For this oligos file, mothur will generate 144 fasta and 144 groups files. One set of files corresponding to group ABORUPB has no sequences in the original fna file and so the trimmed fasta and qual files are empty. You can use mothur to merge fasta and groups files using the merge.files command.

keepforward

The keepforward parameter allows you indicate you want to keep the primer. Default=F.

processors

The processors parameter allows you to run the command with multiple processors. Default processors=Autodetect number of available processors and use all available.

mothur > trim.seqs(fasta=sahl09.fna, oligos=sahl09.fna, processors=2)

logtransform

The logtransform parameter allows you to indicate you want the averages for the qwindowaverage, rollaverage and qaverage to be calculated using a logtransform. Default=F.

Putting it together

Any of the above options can be combined to suit your taste. If I were doing the analysis, I might do something that looks like this:

mothur > trim.seqs(fasta=sahl09.fna, oligos=sahl09.oligos, minlength=200, maxlength=300, maxambig=0, maxhomop=10, qfile=sahl09.qual, qwindowsize=50, qwindowaverage=35)
mothur > summary.seqs(fasta=sahl09.trim.fasta)

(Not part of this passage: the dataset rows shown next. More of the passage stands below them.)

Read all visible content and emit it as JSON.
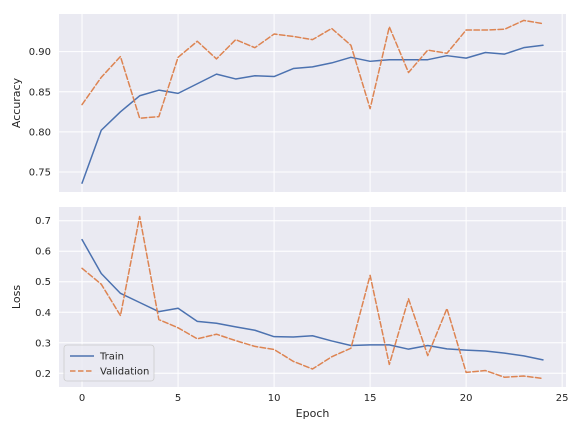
{
  "chart_data": [
    {
      "type": "line",
      "title": "",
      "xlabel": "",
      "ylabel": "Accuracy",
      "x": [
        0,
        1,
        2,
        3,
        4,
        5,
        6,
        7,
        8,
        9,
        10,
        11,
        12,
        13,
        14,
        15,
        16,
        17,
        18,
        19,
        20,
        21,
        22,
        23,
        24
      ],
      "xlim": [
        -1.2,
        25.2
      ],
      "ylim": [
        0.725,
        0.947
      ],
      "xticks": [
        0,
        5,
        10,
        15,
        20,
        25
      ],
      "yticks": [
        0.75,
        0.8,
        0.85,
        0.9
      ],
      "ytick_labels": [
        "0.75",
        "0.80",
        "0.85",
        "0.90"
      ],
      "grid": true,
      "series": [
        {
          "name": "Train",
          "color": "#4c72b0",
          "dash": "solid",
          "values": [
            0.736,
            0.802,
            0.825,
            0.845,
            0.852,
            0.848,
            0.86,
            0.872,
            0.866,
            0.87,
            0.869,
            0.879,
            0.881,
            0.886,
            0.893,
            0.888,
            0.89,
            0.89,
            0.89,
            0.895,
            0.892,
            0.899,
            0.897,
            0.905,
            0.908
          ]
        },
        {
          "name": "Validation",
          "color": "#dd8452",
          "dash": "dashed",
          "values": [
            0.834,
            0.868,
            0.894,
            0.817,
            0.819,
            0.893,
            0.913,
            0.891,
            0.915,
            0.905,
            0.922,
            0.919,
            0.915,
            0.929,
            0.908,
            0.829,
            0.931,
            0.874,
            0.902,
            0.898,
            0.927,
            0.927,
            0.928,
            0.939,
            0.935
          ]
        }
      ]
    },
    {
      "type": "line",
      "title": "",
      "xlabel": "Epoch",
      "ylabel": "Loss",
      "x": [
        0,
        1,
        2,
        3,
        4,
        5,
        6,
        7,
        8,
        9,
        10,
        11,
        12,
        13,
        14,
        15,
        16,
        17,
        18,
        19,
        20,
        21,
        22,
        23,
        24
      ],
      "xlim": [
        -1.2,
        25.2
      ],
      "ylim": [
        0.155,
        0.745
      ],
      "xticks": [
        0,
        5,
        10,
        15,
        20,
        25
      ],
      "yticks": [
        0.2,
        0.3,
        0.4,
        0.5,
        0.6,
        0.7
      ],
      "ytick_labels": [
        "0.2",
        "0.3",
        "0.4",
        "0.5",
        "0.6",
        "0.7"
      ],
      "grid": true,
      "legend": "lower-left",
      "series": [
        {
          "name": "Train",
          "color": "#4c72b0",
          "dash": "solid",
          "values": [
            0.638,
            0.527,
            0.462,
            0.432,
            0.402,
            0.413,
            0.37,
            0.364,
            0.352,
            0.341,
            0.32,
            0.319,
            0.323,
            0.306,
            0.291,
            0.293,
            0.293,
            0.279,
            0.291,
            0.28,
            0.276,
            0.273,
            0.266,
            0.257,
            0.244
          ]
        },
        {
          "name": "Validation",
          "color": "#dd8452",
          "dash": "dashed",
          "values": [
            0.544,
            0.492,
            0.389,
            0.714,
            0.376,
            0.349,
            0.313,
            0.328,
            0.307,
            0.288,
            0.278,
            0.239,
            0.214,
            0.254,
            0.282,
            0.521,
            0.229,
            0.444,
            0.258,
            0.412,
            0.203,
            0.209,
            0.187,
            0.191,
            0.183
          ]
        }
      ]
    }
  ]
}
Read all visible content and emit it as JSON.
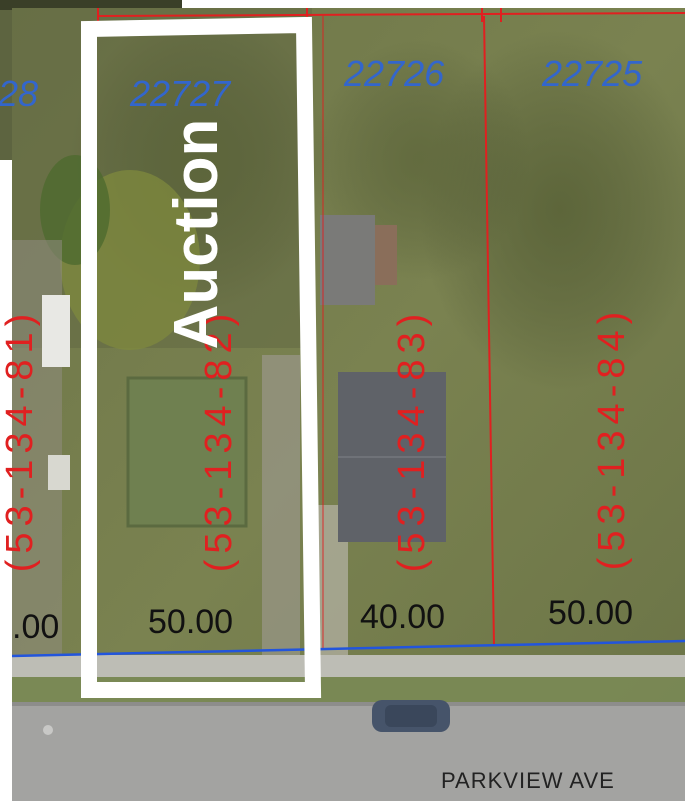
{
  "map": {
    "colors": {
      "parcel_line": "#e02020",
      "lot_number": "#3366cc",
      "right_of_way": "#2255dd",
      "auction_outline": "#ffffff"
    },
    "auction_label": "Auction",
    "street_name": "PARKVIEW AVE",
    "lot_numbers": [
      "28",
      "22727",
      "22726",
      "22725"
    ],
    "parcel_ids": [
      "(53-134-81)",
      "(53-134-82)",
      "(53-134-83)",
      "(53-134-84)"
    ],
    "frontages": [
      ".00",
      "50.00",
      "40.00",
      "50.00"
    ]
  }
}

		Start	End	NBases	Ambigs	Polymer
Minimum:	1	200	200	0	3
2.5%-tile:	1	215	215	0	3
25%-tile:	1	227	227	0	4
Median: 	1	235	235	0	5
75%-tile:	1	242	242	0	5
97.5%-tile:	1	260	260	0	6
Maximum:	1	300	300	0	10
# of Seqs:	110758

This represents approximately 89% of the original sequences.

Revisions

  • 1.24.0 - added linker and spacer options to the oligos file, as well as ldiffs and sdiffs parameters.
  • 1.24.0 - added keepforward parameter.
  • 1.24.0 - paralellized for Windows.
  • 1.25.0 - allow for characters other than ATGC in reverse primers.
  • 1.25.0 - fixed bug with Windows processors=2
  • 1.25.0 - fixed bug that caused seqs to go to scrap if no oligos file was given, introduced in 1.24 when we added linkers and spacers.
  • 1.28.0 - added count parameter
  • 1.30.0 - added checkorient parameter.
  • 1.30.0 - trim.seqs can now use paired barcodes and primers in the oligos file.
  • 1.32.0 - Bug Fix: if primer length + barcode length + pdiffs + bdiffs > sequence length, mothur crashed. Sequence should be scrapped.
  • 1.33.0 - added log transform parameter.
  • 1.33.0 - reorient parameter no longer requires paired barcodes and primers.
  • 1.40.0 - Rewrite of threaded code. Default processors=Autodetect number of available processors and use all available.